You can find on this page the old map of Cuba to print and to download in PDF. The ancient Cuba map presents the past and evolutions of the country Cuba in Caribbean - Americas.
The ancient map of Cuba shows evolutions of Cuba. This historical map of Cuba will allow you to travel in the past and in the history of Cuba in Caribbean - Americas. The Cuba ancient map is downloadable in PDF, printable and free.
On October 12, 1492, Christopher Columbus landed on Cuba northeastern coast near what is now Baracoa on October 27 or 28 as its shown in Ancient Cuba map. He claimed the ancient island for the new Kingdom of Spain and named Isla Juana after Juan, Prince of Asturias. In 1511, the first Spanish settlement was founded by Diego Velázquez de Cuéllar at Baracoa; other towns soon followed including the future capital of San Cristobal de la Habana which was founded in 1515. The native Taínos were working under the encomienda system, which resembled a feudal system in Medieval Europe. Within a century the indigenous people were virtually wiped out due to multiple factors, including Eurasian infectious diseases aggravated in large part by a lack of natural resistance as well as privation stemming from repressive colonial subjugation.
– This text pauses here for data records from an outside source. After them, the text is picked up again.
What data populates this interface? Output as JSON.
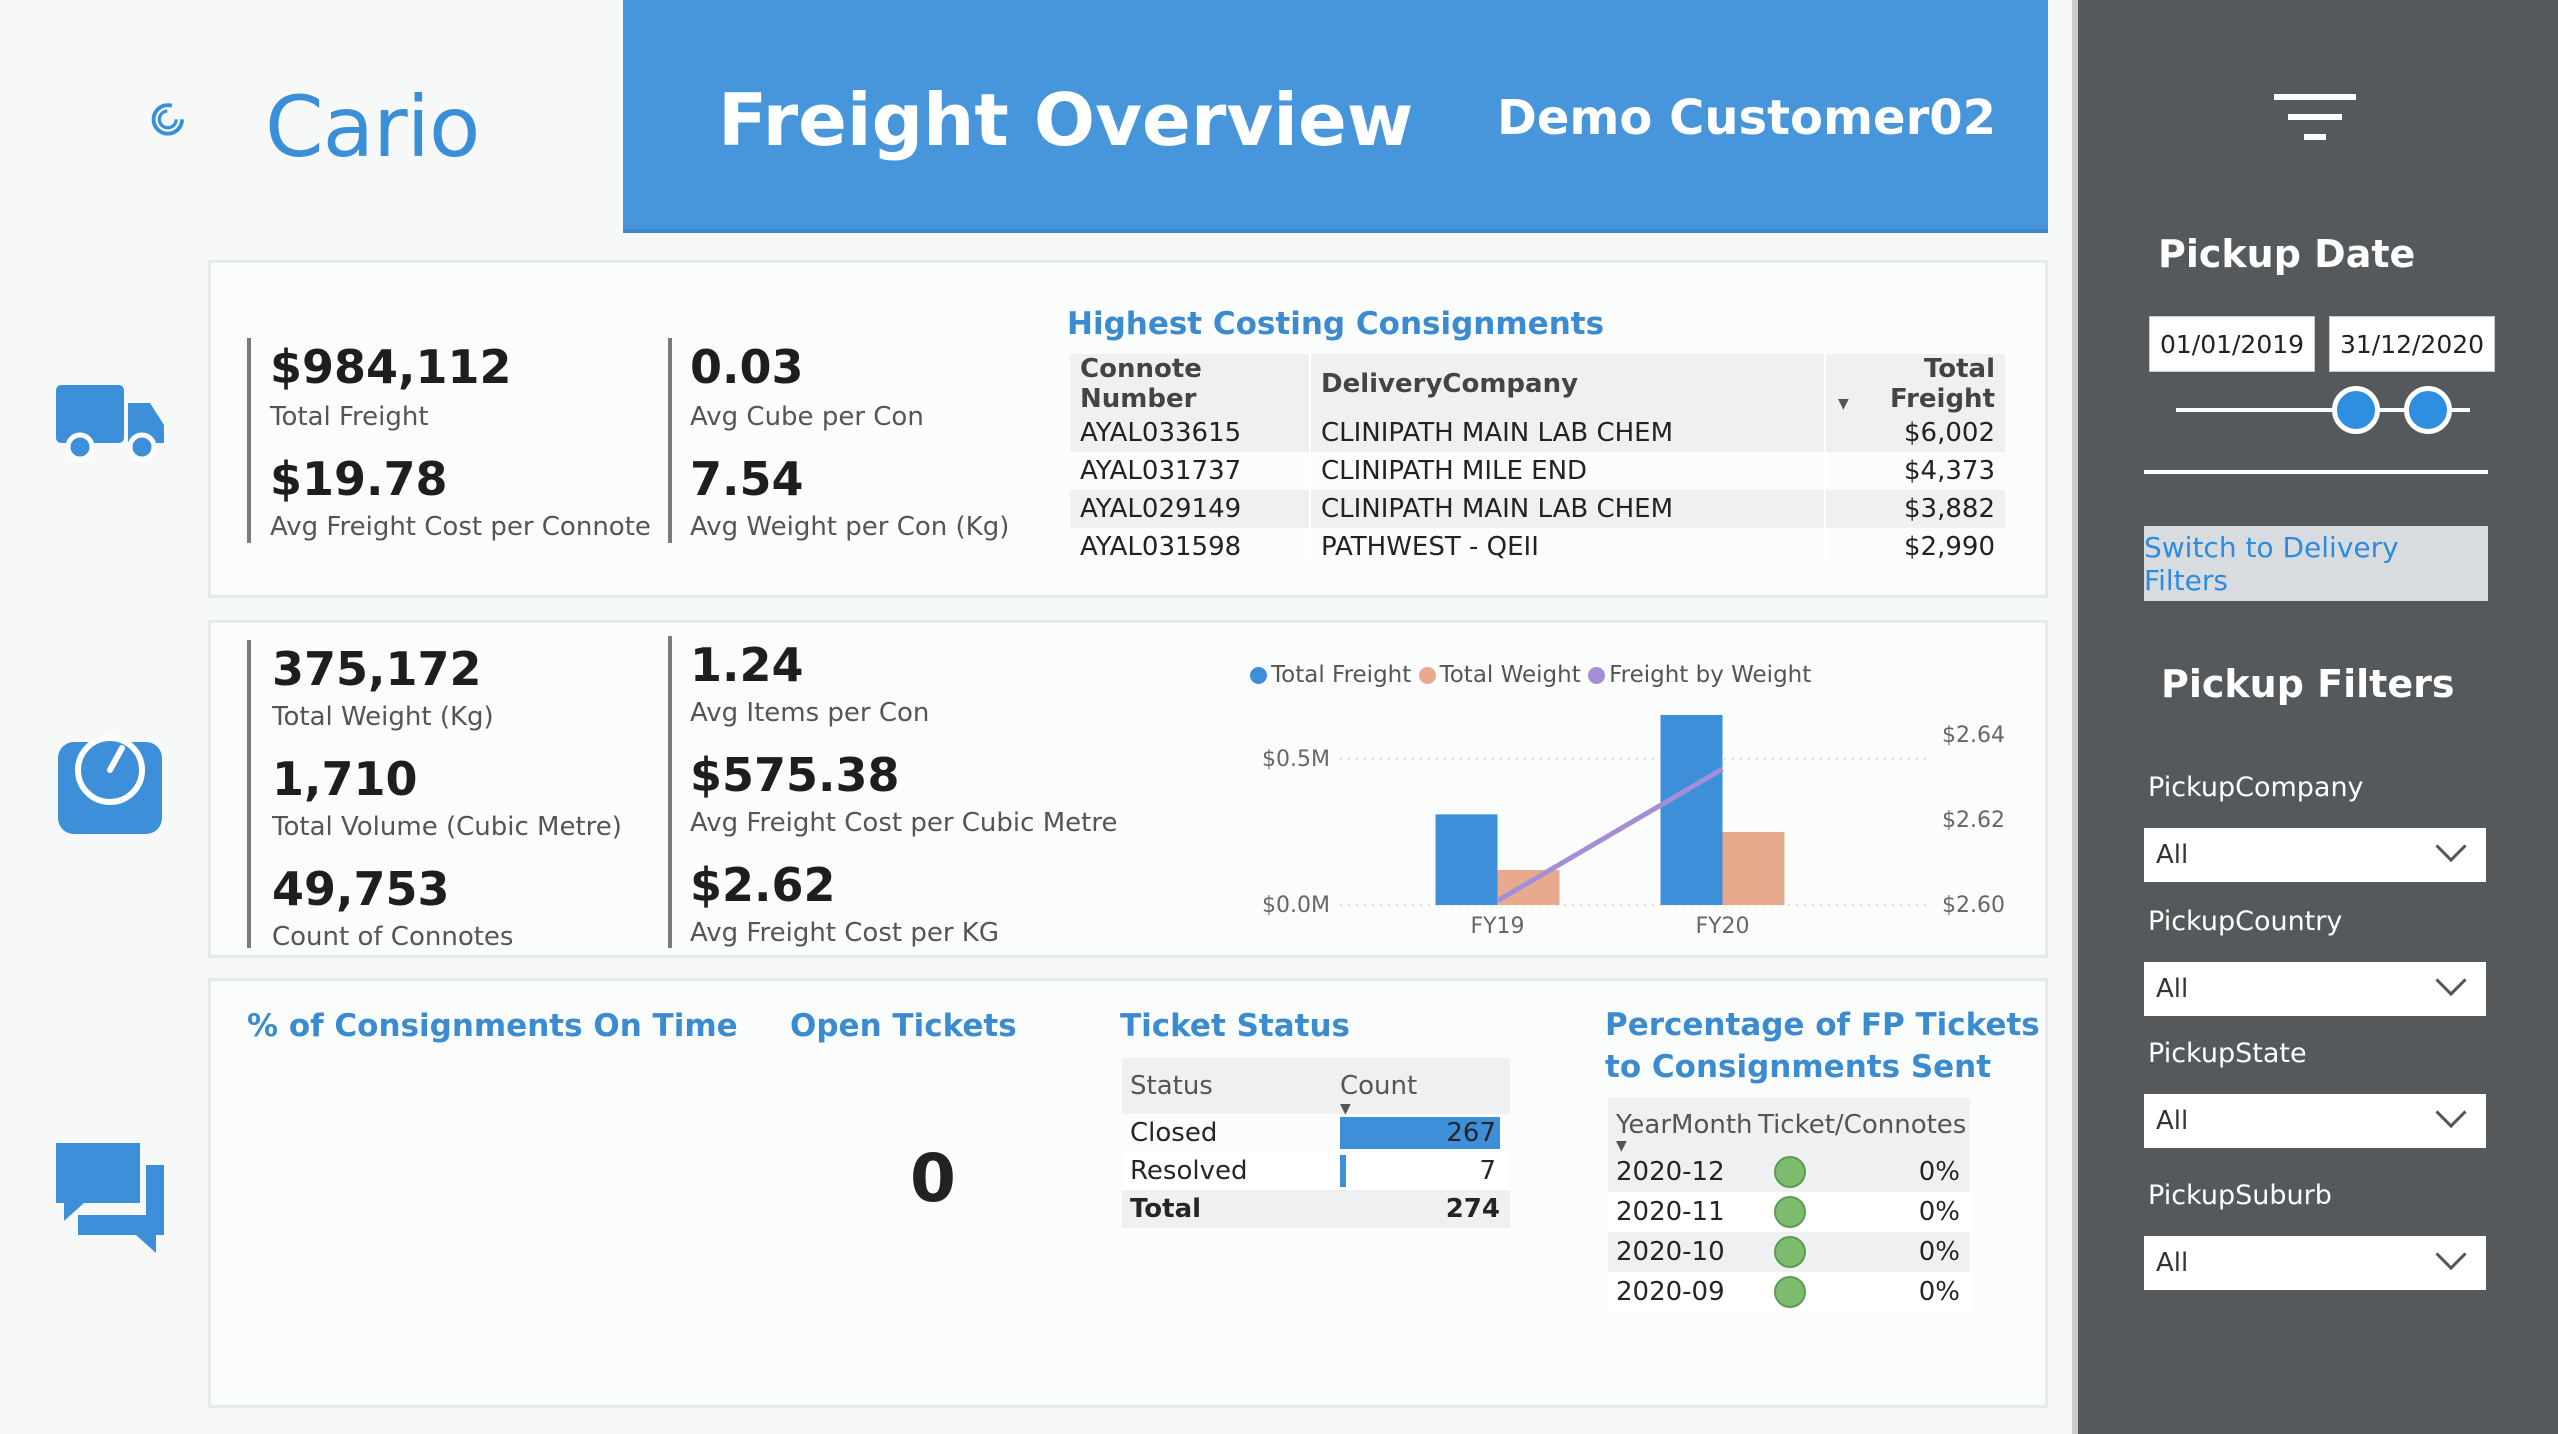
{
  "logo": {
    "text": "Cario"
  },
  "header": {
    "title": "Freight Overview",
    "customer": "Demo Customer02"
  },
  "kpis1": [
    {
      "value": "$984,112",
      "label": "Total Freight"
    },
    {
      "value": "$19.78",
      "label": "Avg Freight Cost per Connote"
    },
    {
      "value": "0.03",
      "label": "Avg Cube per Con"
    },
    {
      "value": "7.54",
      "label": "Avg Weight per Con (Kg)"
    }
  ],
  "consignments": {
    "title": "Highest Costing Consignments",
    "headers": [
      "Connote Number",
      "DeliveryCompany",
      "Total Freight"
    ],
    "rows": [
      [
        "AYAL033615",
        "CLINIPATH MAIN LAB CHEM",
        "$6,002"
      ],
      [
        "AYAL031737",
        "CLINIPATH MILE END",
        "$4,373"
      ],
      [
        "AYAL029149",
        "CLINIPATH MAIN LAB CHEM",
        "$3,882"
      ],
      [
        "AYAL031598",
        "PATHWEST - QEII",
        "$2,990"
      ]
    ]
  },
  "kpis2": [
    {
      "value": "375,172",
      "label": "Total Weight (Kg)"
    },
    {
      "value": "1,710",
      "label": "Total Volume (Cubic Metre)"
    },
    {
      "value": "49,753",
      "label": "Count of Connotes"
    },
    {
      "value": "1.24",
      "label": "Avg Items per Con"
    },
    {
      "value": "$575.38",
      "label": "Avg Freight Cost per Cubic Metre"
    },
    {
      "value": "$2.62",
      "label": "Avg Freight Cost per KG"
    }
  ],
  "chart_data": {
    "type": "bar",
    "categories": [
      "FY19",
      "FY20"
    ],
    "series": [
      {
        "name": "Total Freight",
        "values": [
          0.31,
          0.65
        ],
        "color": "#3e8fd9",
        "axis": "left"
      },
      {
        "name": "Total Weight",
        "values": [
          0.12,
          0.25
        ],
        "color": "#e8aa8c",
        "axis": "left"
      },
      {
        "name": "Freight by Weight",
        "values": [
          2.601,
          2.632
        ],
        "color": "#a48fd6",
        "axis": "right",
        "kind": "line"
      }
    ],
    "left_ticks": [
      "$0.0M",
      "$0.5M"
    ],
    "left_ylim": [
      0,
      0.65
    ],
    "right_ticks": [
      "$2.60",
      "$2.62",
      "$2.64"
    ],
    "right_ylim": [
      2.6,
      2.64
    ],
    "legend_position": "top"
  },
  "ontime": {
    "title": "% of Consignments On Time"
  },
  "open_tickets": {
    "title": "Open Tickets",
    "value": "0"
  },
  "ticket_status": {
    "title": "Ticket Status",
    "headers": [
      "Status",
      "Count"
    ],
    "rows": [
      {
        "status": "Closed",
        "count": "267",
        "fraction": 1.0
      },
      {
        "status": "Resolved",
        "count": "7",
        "fraction": 0.026
      }
    ],
    "total_label": "Total",
    "total": "274"
  },
  "fp_tickets": {
    "title_line1": "Percentage of FP Tickets",
    "title_line2": "to Consignments Sent",
    "headers": [
      "YearMonth",
      "Ticket/Connotes"
    ],
    "rows": [
      {
        "month": "2020-12",
        "pct": "0%"
      },
      {
        "month": "2020-11",
        "pct": "0%"
      },
      {
        "month": "2020-10",
        "pct": "0%"
      },
      {
        "month": "2020-09",
        "pct": "0%"
      }
    ]
  },
  "filters": {
    "pickup_date_title": "Pickup Date",
    "date_from": "01/01/2019",
    "date_to": "31/12/2020",
    "switch_label": "Switch to Delivery Filters",
    "pickup_filters_title": "Pickup Filters",
    "dropdowns": [
      {
        "label": "PickupCompany",
        "value": "All"
      },
      {
        "label": "PickupCountry",
        "value": "All"
      },
      {
        "label": "PickupState",
        "value": "All"
      },
      {
        "label": "PickupSuburb",
        "value": "All"
      }
    ]
  },
  "colors": {
    "accent": "#4796db",
    "pane": "#56595b",
    "status_green": "#7dbb6e"
  }
}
In 1529, a measles outbreak in Cuba killed two-thirds of the natives who had previously survived smallpox. On September 1, 1548, Dr. Gonzalo Perez de Angulo was appointed governor of ancient Cuba. He arrived in Santiago, Cuba on November 4, 1549 and immediately declared the liberty of all natives. He became Cuba first permanent governor who resided in Havana instead of Santiago, and he built Havana first church made of masonry as you can see in Ancient Cuba map. After the French took Havana in 1555, the governor son, Francisco de Angulo, went to Mexico. Cuba remained a Spanish possession for almost 400 years (1511–1898), with an economy based on plantation agriculture, mining, and the export of sugar, coffee, and tobacco to Europe and later to North America. The work was done primarily by African slaves brought to the island.
In the 1820s, when the rest of ancient Spain empire in Latin America rebelled and formed independent states, Cuba remained loyal. Although there was agitation for independence, the Spanish Crown gave Cuba the motto La Siempre Fidelísima Isla ("The Always Most Faithful Island") as its mentioned in Ancient Cuba map. This loyalty was due partly to Cuban settlers dependence on Spain for trade, their desire for protection from pirates and against a slave rebellion, and partly because they feared the rising power of the United States more than they disliked Spanish rule. After the Spanish-American War, Spain and the United States signed the Treaty of Paris (1898), by which Spain ceded Puerto Rico, the Philippines, and Guam to the United States for the sum of $20 million. Under the same treaty, Spain relinquished all claim of sovereignty over Cuba. Theodore Roosevelt, who had fought in the Spanish-American War and had some sympathies with the independence movement, succeeded McKinley as U.S. President in 1901 and abandoned the treaty. Cuba gained formal independence from the U.S. on May 20, 1902, as the Republic of Cuba.